I have been trying to find real discussion of the various political stances, ploys, proposals made by individual candidates and party officials in the US election. What I find is not so much a pro-contra discussion, but always a very one-sided sermon on why something will or will not work or who will be the worse off if some things are enacted. I see the same-old, same-old about Climate Change, Affordable Care, welfare, tax, terrorism and religion. Different names, packaging, but the same content. Salman Rushdie has a wonderful line on new ideas:
What kind of an idea are you? Are you the kind that compromises, does deals, accommodates itself to society, aims to find a niche, to survive; or are you the cussed, bloody-minded, ramrod-backed type of damnfool notion that would rather break than sway with the breeze? – The kind that will almost certainly, ninety-nine times out of a hundred, be smashed to bits; but, the hundredth time, will change the world.
Perhaps constructive debate died out with Socrates and Parmenides, and only a fear of rejection or failure remains; a fear that the other could know more, persuade, and we will lose our place at the top.
Last year I welcomed a large group of Americans and Canadians for a weekend visit to our backwoods part of Germany. The men here for discussions and the women and children for pleasure – such things still happen. After a visit to Bremen one came up to me, absolutely stunned, having seen wedding decorations, openly on sale, featuring two men. I told her that such things are normal here, which seemed to shock her even more. The LGBT movement in the States, she told me, is so loud and demanding. A major cultural difference: in Germany people sat down together and discussed, explored, reached agreement. No need to demonstrate on the streets or through expensive advertising campaigns. Of course there are people who disagree, we have seen the Anti demonstrations in France, but that is also their Right. No one is stuffing their opinion down the throats of anyone else, whether it be over wedding cakes or public conveniences.
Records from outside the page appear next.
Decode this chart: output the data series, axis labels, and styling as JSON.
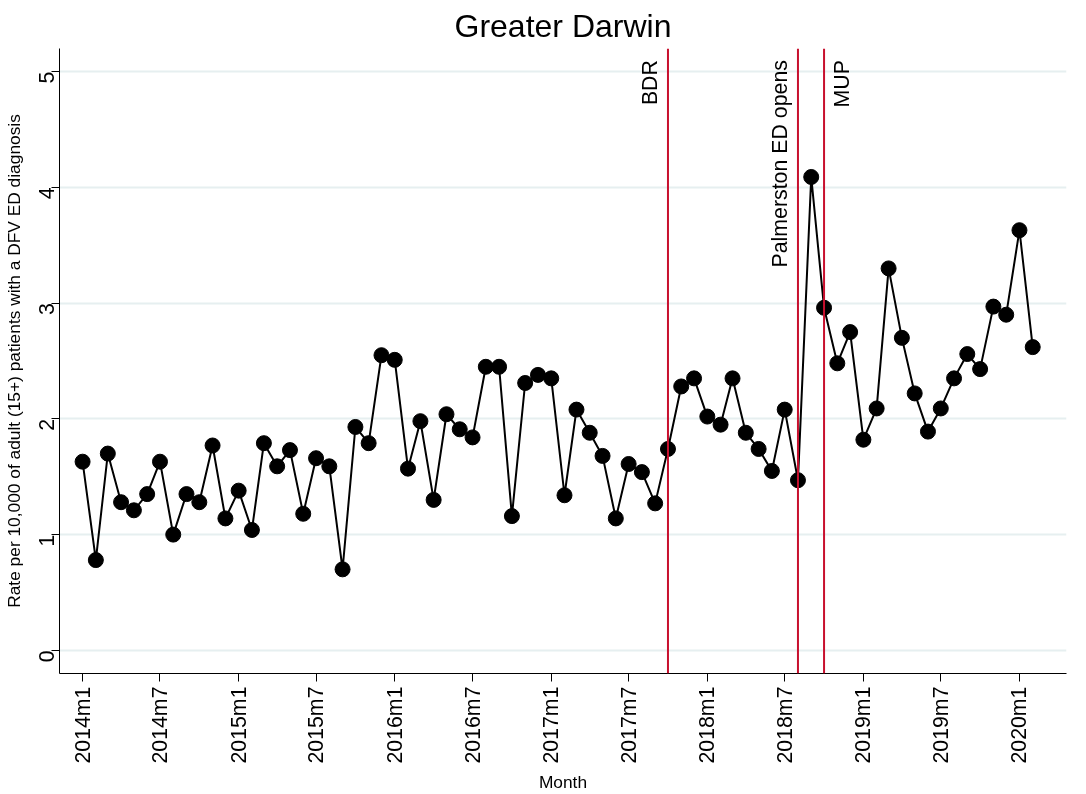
{
  "chart_data": {
    "type": "line",
    "title": "Greater Darwin",
    "xlabel": "Month",
    "ylabel": "Rate per 10,000 of adult (15+) patients with a DFV ED diagnosis",
    "x": [
      "2014-01",
      "2014-02",
      "2014-03",
      "2014-04",
      "2014-05",
      "2014-06",
      "2014-07",
      "2014-08",
      "2014-09",
      "2014-10",
      "2014-11",
      "2014-12",
      "2015-01",
      "2015-02",
      "2015-03",
      "2015-04",
      "2015-05",
      "2015-06",
      "2015-07",
      "2015-08",
      "2015-09",
      "2015-10",
      "2015-11",
      "2015-12",
      "2016-01",
      "2016-02",
      "2016-03",
      "2016-04",
      "2016-05",
      "2016-06",
      "2016-07",
      "2016-08",
      "2016-09",
      "2016-10",
      "2016-11",
      "2016-12",
      "2017-01",
      "2017-02",
      "2017-03",
      "2017-04",
      "2017-05",
      "2017-06",
      "2017-07",
      "2017-08",
      "2017-09",
      "2017-10",
      "2017-11",
      "2017-12",
      "2018-01",
      "2018-02",
      "2018-03",
      "2018-04",
      "2018-05",
      "2018-06",
      "2018-07",
      "2018-08",
      "2018-09",
      "2018-10",
      "2018-11",
      "2018-12",
      "2019-01",
      "2019-02",
      "2019-03",
      "2019-04",
      "2019-05",
      "2019-06",
      "2019-07",
      "2019-08",
      "2019-09",
      "2019-10",
      "2019-11",
      "2019-12",
      "2020-01",
      "2020-02"
    ],
    "series": [
      {
        "color": "#000000",
        "values": [
          1.63,
          0.78,
          1.7,
          1.28,
          1.21,
          1.35,
          1.63,
          1.0,
          1.35,
          1.28,
          1.77,
          1.14,
          1.38,
          1.04,
          1.79,
          1.59,
          1.73,
          1.18,
          1.66,
          1.59,
          0.7,
          1.93,
          1.79,
          2.55,
          2.51,
          1.57,
          1.98,
          1.3,
          2.04,
          1.91,
          1.84,
          2.45,
          2.45,
          1.16,
          2.31,
          2.38,
          2.35,
          1.34,
          2.08,
          1.88,
          1.68,
          1.14,
          1.61,
          1.54,
          1.27,
          1.74,
          2.28,
          2.35,
          2.02,
          1.95,
          2.35,
          1.88,
          1.74,
          1.55,
          2.08,
          1.47,
          4.09,
          2.96,
          2.48,
          2.75,
          1.82,
          2.09,
          3.3,
          2.7,
          2.22,
          1.89,
          2.09,
          2.35,
          2.56,
          2.43,
          2.97,
          2.9,
          3.63,
          2.62
        ]
      }
    ],
    "marker": "circle",
    "line_style": "solid",
    "grid": "y",
    "xlim": [
      "2013-11-08",
      "2020-04-20"
    ],
    "xticks": [
      {
        "value": "2014-01",
        "label": "2014m1"
      },
      {
        "value": "2014-07",
        "label": "2014m7"
      },
      {
        "value": "2015-01",
        "label": "2015m1"
      },
      {
        "value": "2015-07",
        "label": "2015m7"
      },
      {
        "value": "2016-01",
        "label": "2016m1"
      },
      {
        "value": "2016-07",
        "label": "2016m7"
      },
      {
        "value": "2017-01",
        "label": "2017m1"
      },
      {
        "value": "2017-07",
        "label": "2017m7"
      },
      {
        "value": "2018-01",
        "label": "2018m1"
      },
      {
        "value": "2018-07",
        "label": "2018m7"
      },
      {
        "value": "2019-01",
        "label": "2019m1"
      },
      {
        "value": "2019-07",
        "label": "2019m7"
      },
      {
        "value": "2020-01",
        "label": "2020m1"
      }
    ],
    "ylim": [
      -0.2,
      5.2
    ],
    "yticks": [
      0,
      1,
      2,
      3,
      4,
      5
    ],
    "ref_lines": [
      {
        "axis": "x",
        "value": "2017-10",
        "label": "BDR",
        "color": "#c8102e"
      },
      {
        "axis": "x",
        "value": "2018-08",
        "label": "Palmerston ED opens",
        "color": "#c8102e"
      },
      {
        "axis": "x",
        "value": "2018-10",
        "label": "MUP",
        "color": "#c8102e"
      }
    ]
  }
}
My monographs tend to be within the exceptionally broad areas of Freemasonry and Philosophy, or a combination of the two. Everything from the cave / light analogy in Plato’s Republic to the use of symbolism. They are fairly simple affairs with, sadly, small circulation, but fun to research and to write. Sometimes I wander into history, but always related to Masonry and Philosophy. My current interest is the first American Masonic Lodge in Germany, which was Chartered and Constituted considerably earlier than the official record shows.
For my catching up session this time: I have been reading books I promised myself I would read several decades ago. And cross reference reading from new titles into the much older works taken as references. So I shall be finishing Satanic Verses today and moving on to Sartre’s circle of friends / acquaintances. Whether I will also attempt those philosophers who influenced Sartre remains to be seen. I also have to prepare a talk on the Illuminati in light of a new publication on their rites and rituals for a public who know Dan Brown and nothing more than that and who, sadly, also believe that the Illuminati still exist in their original form, and that Elizabeth II is one of their leaders. I am sure Weißhaupt and Knigge would rotate in their graves at the idea of a female being associated with their short-lived association, let alone a high-ranking member.
Wishing well for your well-worn automobile.